What was I going to tell her?
“Kayleigh, Eoin is offering to give you more in one day than I could ever give you in a lifetime, and it would help me out a ton if you could just say, ‘No thanks’.”
“Kayleigh, you have a chance at happiness and I’d like very much for you to throw that away for me.”
“Kayleigh, you’re about to get the possibility of a brand-new start. But maybe instead, you’d like me to drag you down with my past, my guilt, my misery? Maybe you’d like that instead? Yeah?”
So every time, I pulled my fist back from the door and pounded it instead in frustration against my forehead. I watched the hazy light of dawn crawl across the living room floor and drove myself crazy wondering what the fuck I was going to do.

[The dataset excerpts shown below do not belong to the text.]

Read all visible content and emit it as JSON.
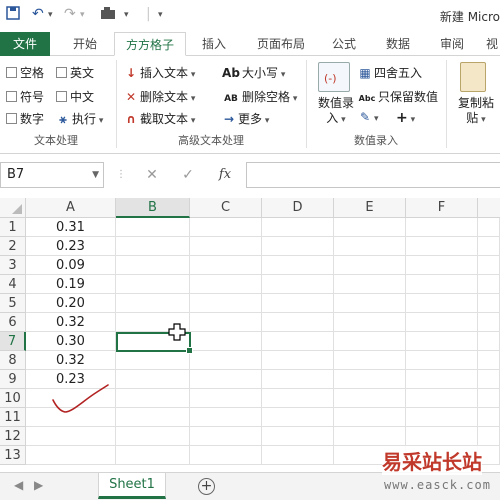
{
  "window": {
    "title": "新建 Micro"
  },
  "ribbon_tabs": [
    "文件",
    "开始",
    "方方格子",
    "插入",
    "页面布局",
    "公式",
    "数据",
    "审阅",
    "视"
  ],
  "ribbon": {
    "checkboxes": [
      "空格",
      "英文",
      "符号",
      "中文",
      "数字"
    ],
    "execute_label": "执行",
    "text_ops": [
      "插入文本",
      "删除文本",
      "截取文本"
    ],
    "case_ops": [
      "大小写",
      "删除空格",
      "更多"
    ],
    "number_ops": {
      "entry_label": "数值录入",
      "round": "四舍五入",
      "keep_numeric": "只保留数值",
      "plus": "+"
    },
    "paste_label": "复制粘贴",
    "group_labels": [
      "文本处理",
      "高级文本处理",
      "数值录入"
    ]
  },
  "formula_bar": {
    "name_box": "B7",
    "cancel": "✕",
    "confirm": "✓",
    "fx": "fx",
    "formula": ""
  },
  "grid": {
    "columns": [
      "A",
      "B",
      "C",
      "D",
      "E",
      "F"
    ],
    "selected_column": "B",
    "rows": [
      "1",
      "2",
      "3",
      "4",
      "5",
      "6",
      "7",
      "8",
      "9",
      "10",
      "11",
      "12",
      "13"
    ],
    "selected_row": "7",
    "column_a_values": [
      "0.31",
      "0.23",
      "0.09",
      "0.19",
      "0.20",
      "0.32",
      "0.30",
      "0.32",
      "0.23"
    ]
  },
  "sheets": {
    "tabs": [
      "Sheet1"
    ],
    "add": "+"
  },
  "watermark": {
    "text": "易采站长站",
    "url": "www.easck.com"
  },
  "colors": {
    "accent": "#217346",
    "ink_mark": "#b22222"
  }
}
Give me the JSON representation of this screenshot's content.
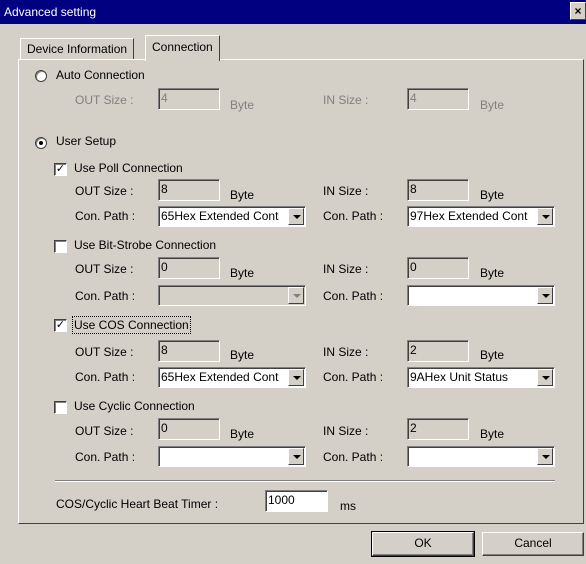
{
  "window": {
    "title": "Advanced setting",
    "close_label": "×"
  },
  "tabs": [
    {
      "label": "Device Information",
      "active": false
    },
    {
      "label": "Connection",
      "active": true
    }
  ],
  "auto_connection": {
    "label": "Auto Connection",
    "selected": false,
    "out_size_label": "OUT Size :",
    "out_size": "4",
    "in_size_label": "IN Size :",
    "in_size": "4",
    "unit": "Byte"
  },
  "user_setup": {
    "label": "User Setup",
    "selected": true,
    "sections": [
      {
        "label": "Use Poll Connection",
        "checked": true,
        "mark": "✓",
        "out_size_label": "OUT Size :",
        "out_size": "8",
        "in_size_label": "IN Size :",
        "in_size": "8",
        "unit": "Byte",
        "out_path_label": "Con. Path :",
        "out_path": "65Hex Extended Cont",
        "in_path_label": "Con. Path :",
        "in_path": "97Hex Extended Cont"
      },
      {
        "label": "Use Bit-Strobe Connection",
        "checked": false,
        "mark": "",
        "out_size_label": "OUT Size :",
        "out_size": "0",
        "in_size_label": "IN Size :",
        "in_size": "0",
        "unit": "Byte",
        "out_path_label": "Con. Path :",
        "out_path": "",
        "in_path_label": "Con. Path :",
        "in_path": ""
      },
      {
        "label": "Use COS Connection",
        "checked": true,
        "mark": "✓",
        "out_size_label": "OUT Size :",
        "out_size": "8",
        "in_size_label": "IN Size :",
        "in_size": "2",
        "unit": "Byte",
        "out_path_label": "Con. Path :",
        "out_path": "65Hex Extended Cont",
        "in_path_label": "Con. Path :",
        "in_path": "9AHex Unit Status"
      },
      {
        "label": "Use Cyclic Connection",
        "checked": false,
        "mark": "",
        "out_size_label": "OUT Size :",
        "out_size": "0",
        "in_size_label": "IN Size :",
        "in_size": "2",
        "unit": "Byte",
        "out_path_label": "Con. Path :",
        "out_path": "",
        "in_path_label": "Con. Path :",
        "in_path": ""
      }
    ]
  },
  "heartbeat": {
    "label": "COS/Cyclic Heart Beat Timer :",
    "value": "1000",
    "unit": "ms"
  },
  "buttons": {
    "ok": "OK",
    "cancel": "Cancel"
  }
}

My red-rimmed eyes stung and weariness tugged at my eyelids like anchors by the time Ma came down the stairs the next morning.
“Darren, honey, are you alright?”
I nodded as she leaned over to give me a kiss on the cheek. I should have given her my usual response of “Of course,” my Band-Aid of choice for the last ten years, but that morning I just couldn’t manage anything but a nod.
Ma cupped my face in her hands as she studied my sleep-deprived eyes. “Come help me with the pancakes?”
She slipped her hand around mine and gently but firmly pulled me out of the chair and toward the kitchen. We worked together in the silence of the early morning. I stirred the batter as she buttered the griddle.